Using Python to draw ROC curve and AUC value calculation, rocauc
Preface
The ROC curve and AUC are often used to evaluate the merits of a binary classifier. This article will first briefly introduce ROC and AUC, and then use an example to demonstrate how to create a ROC curve and calculate AUC in python.
AUC Introduction
AUC (Area Under Curve) is a very common evaluation indicator in the Machine Learning binary classification model, compared with the F1-Score to the project imbalance has a greater degree of attention, currently, common machine learning libraries (such as scikit-learn) generally integrate the calculation of this indicator. However, sometimes models are independently or independently written, to evaluate the quality of the training model, you have to build an AUC computing module. In this article, we found that libsvm-tools has a very easy-to-understand auc calculation, therefore, it is used for future use.
AUC Calculation
AUC calculation is divided into the following three steps:
1. Prepare the computing data. If only the training set is used during model training, cross-validation is generally used for calculation. If an evaluation set (evaluate) is available, it can be directly calculated, the data format is generally the prediction score and its target category (note that the target category is not the predicted category)
2. Obtain the horizontal (X: False Positive Rate) and vertical (Y: True Positive Rate) points based on the threshold value.
3. Connect coordinate points into a curve and calculate the area under the curve, that is, the AUC value.
Directly use python code
#! -*-Coding = UTF-8-*-import pylab as plfrom math import log, exp, sqrtevaluate_result = "you file path" db = [] # [score, nonclk, clk] pos, neg = 0, 0 with open (evaluate_result, 'R') as fs: for line in fs: nonclk, clk, score = line. strip (). split ('\ t') nonclk = int (nonclk) clk = int (clk) score = float (score) db. append ([score, nonclk, clk]) pos + = clk neg + = nonclk db = sorted (db, key = lambda x: x [0], reverse = True )# Calculate ROC coordinate point xy_arr = [] tp, fp = 0 ., 0. for I in range (len (db): tp + = db [I] [2] fp + = db [I] [1] xy_arr.append ([fp/neg, tp/pos]) # Calculated area auc under the curve = 0. prev_x = 0for x, y in xy_arr: if x! = Prev_x: auc + = (x-prev_x) * y prev_x = xprint "the auc is % s. "% aucx = [_ v [0] for _ v in xy_arr] y = [_ v [1] for _ v in xy_arr] pl. title ("ROC curve of % s (AUC = %. 4f) "% ('svm ', auc) pl. xlabel ("False Positive Rate") pl. ylabel ("True Positive Rate") pl. plot (x, y) # use pylab to plot x and ypl. show () # show the plot on the screen
For the input dataset, see svm prediction results.
The format is:
nonclk \t clk \t score
Where:
1. nonclick: indicates the number of negative samples for unclicked data.

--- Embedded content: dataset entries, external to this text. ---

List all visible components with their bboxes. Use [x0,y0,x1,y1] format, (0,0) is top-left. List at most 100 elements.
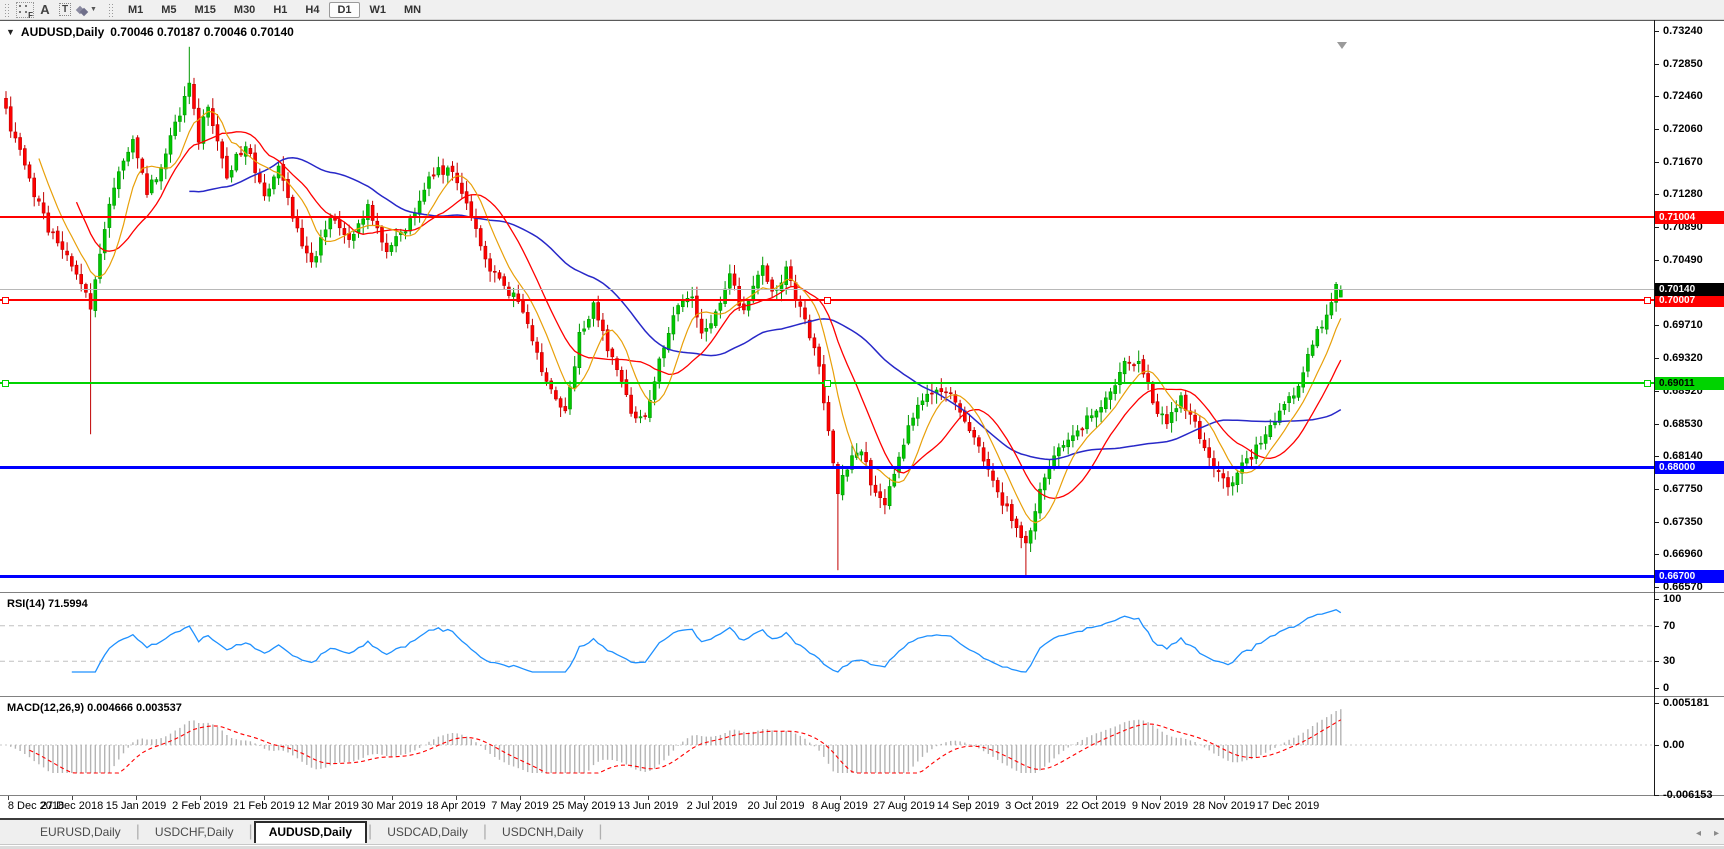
date-label: 2 Jul 2019 [686,800,738,812]
current-price-line [0,289,1654,290]
tab-scroll-left-icon[interactable]: ◂ [1696,828,1702,839]
date-label: 27 Aug 2019 [873,800,935,812]
chart-symbol: AUDUSD,Daily [20,25,105,39]
price-axis-label: 0.69320 [1663,352,1703,364]
rsi-axis-label: 70 [1663,620,1676,632]
date-tick [200,796,201,800]
chart-shift-marker[interactable] [1336,42,1347,49]
horizontal-line-0.68000[interactable] [0,466,1654,469]
line-handle[interactable] [2,297,9,304]
rsi-macd-separator[interactable] [0,696,1724,697]
date-label: 27 Dec 2018 [40,800,104,812]
price-axis-label: 0.70890 [1663,221,1703,233]
date-tick [904,796,905,800]
price-rsi-separator[interactable] [0,592,1724,593]
price-axis-label: 0.72060 [1663,123,1703,135]
price-axis-tick [1654,64,1659,65]
price-axis-tick [1654,194,1659,195]
macd-indicator-chart [0,709,1654,774]
date-tick [520,796,521,800]
date-tick [1224,796,1225,800]
text-tool-icon[interactable]: A [40,2,50,17]
horizontal-line-0.71004[interactable] [0,216,1654,218]
date-tick [968,796,969,800]
price-axis-tick [1654,554,1659,555]
timeframe-button-m30[interactable]: M30 [233,3,256,16]
timeframe-button-d1[interactable]: D1 [329,1,360,18]
rsi-axis-label: 30 [1663,655,1676,667]
date-tick [264,796,265,800]
price-axis-tick [1654,96,1659,97]
price-axis-line [1654,20,1655,796]
line-handle[interactable] [2,380,9,387]
price-axis-tick [1654,358,1659,359]
date-tick [8,796,9,800]
chart-window: ▼ AUDUSD,Daily 0.70046 0.70187 0.70046 0… [0,20,1724,818]
date-label: 13 Jun 2019 [617,800,679,812]
timeframe-button-mn[interactable]: MN [404,3,422,16]
date-label: 7 May 2019 [491,800,549,812]
date-label: 9 Nov 2019 [1131,800,1189,812]
date-label: 15 Jan 2019 [105,800,167,812]
timeframe-button-w1[interactable]: W1 [369,3,387,16]
macd-axis-tick [1654,745,1659,746]
price-axis-tick [1654,227,1659,228]
price-axis-tick [1654,489,1659,490]
price-axis-tick [1654,456,1659,457]
tab-eurusd[interactable]: EURUSD,Daily [40,825,121,839]
price-badge-0.70007: 0.70007 [1655,294,1724,307]
timeframe-button-m1[interactable]: M1 [127,3,144,16]
horizontal-line-0.66700[interactable] [0,575,1654,578]
toolbar-grip-2[interactable] [107,2,115,17]
date-tick [456,796,457,800]
window-bottom-border [0,818,1724,820]
price-axis-label: 0.68530 [1663,418,1703,430]
line-handle[interactable] [1644,297,1651,304]
date-label: 2 Feb 2019 [172,800,228,812]
date-label: 21 Feb 2019 [233,800,295,812]
price-badge-0.66700: 0.66700 [1655,570,1724,583]
tab-usdcad[interactable]: USDCAD,Daily [387,825,468,839]
price-axis-label: 0.72460 [1663,90,1703,102]
tab-audusd[interactable]: AUDUSD,Daily [253,821,368,843]
rsi-label: RSI(14) 71.5994 [7,598,88,610]
date-tick [712,796,713,800]
chart-top-border [0,20,1724,21]
macd-axis-tick [1654,703,1659,704]
rsi-axis-tick [1654,688,1659,689]
date-tick [1032,796,1033,800]
date-label: 20 Jul 2019 [747,800,805,812]
tab-separator: | [368,823,373,840]
timeframe-button-m15[interactable]: M15 [194,3,216,16]
tab-scroll-right-icon[interactable]: ▸ [1714,828,1720,839]
fibonacci-tool-icon[interactable]: F [16,1,34,20]
timeframe-button-m5[interactable]: M5 [161,3,177,16]
date-label: 8 Dec 2018 [7,800,65,812]
toolbar-grip[interactable] [4,2,11,17]
chart-ohlc-values: 0.70046 0.70187 0.70046 0.70140 [110,25,294,39]
shapes-icon-2 [79,7,89,17]
tab-separator: | [248,823,253,840]
price-axis-tick [1654,129,1659,130]
line-handle[interactable] [1644,380,1651,387]
price-axis-tick [1654,391,1659,392]
line-handle[interactable] [824,380,831,387]
tab-usdchf[interactable]: USDCHF,Daily [154,825,234,839]
date-label: 25 May 2019 [552,800,616,812]
toolbar: F A T ▼ M1 M5 M15 M30 H1 H4 D1 W1 MN [0,0,1724,20]
timeframe-button-h1[interactable]: H1 [273,3,288,16]
label-tool-icon[interactable]: T [56,2,74,18]
fibonacci-icon: F [16,1,34,20]
date-tick [1288,796,1289,800]
price-axis-label: 0.68140 [1663,450,1703,462]
candlestick-chart [4,46,1343,576]
collapse-triangle-icon[interactable]: ▼ [6,27,15,37]
timeframe-button-h4[interactable]: H4 [305,3,320,16]
price-axis-label: 0.67350 [1663,516,1703,528]
date-tick [392,796,393,800]
tab-usdcnh[interactable]: USDCNH,Daily [502,825,584,839]
date-tick [840,796,841,800]
line-handle[interactable] [824,297,831,304]
shapes-tool-icon[interactable]: ▼ [75,2,97,18]
chevron-down-icon[interactable]: ▼ [90,6,97,13]
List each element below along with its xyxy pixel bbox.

2. clk: Number of clicks, which can be viewed as the number of positive samples
3. score: predicted score. Using this score as the group for pre-Statistics of positive and negative samples can reduce the calculation workload of AUC.
The running result is:
If pylab is not installed on the local machine, you can directly comment out the dependency and drawing part.
Note:
The above code:
1. Only binary classification results can be calculated (as for binary classification tags, they can be processed as needed)
2. In the above Code, each score has a threshold value. In fact, the efficiency is quite low. You can sample the sample or perform an equal score calculation when calculating the horizontal axis coordinates.
Summary
The above is all the content of this article. I hope the content of this article will help you in your study or work. If you have any questions, please leave a message.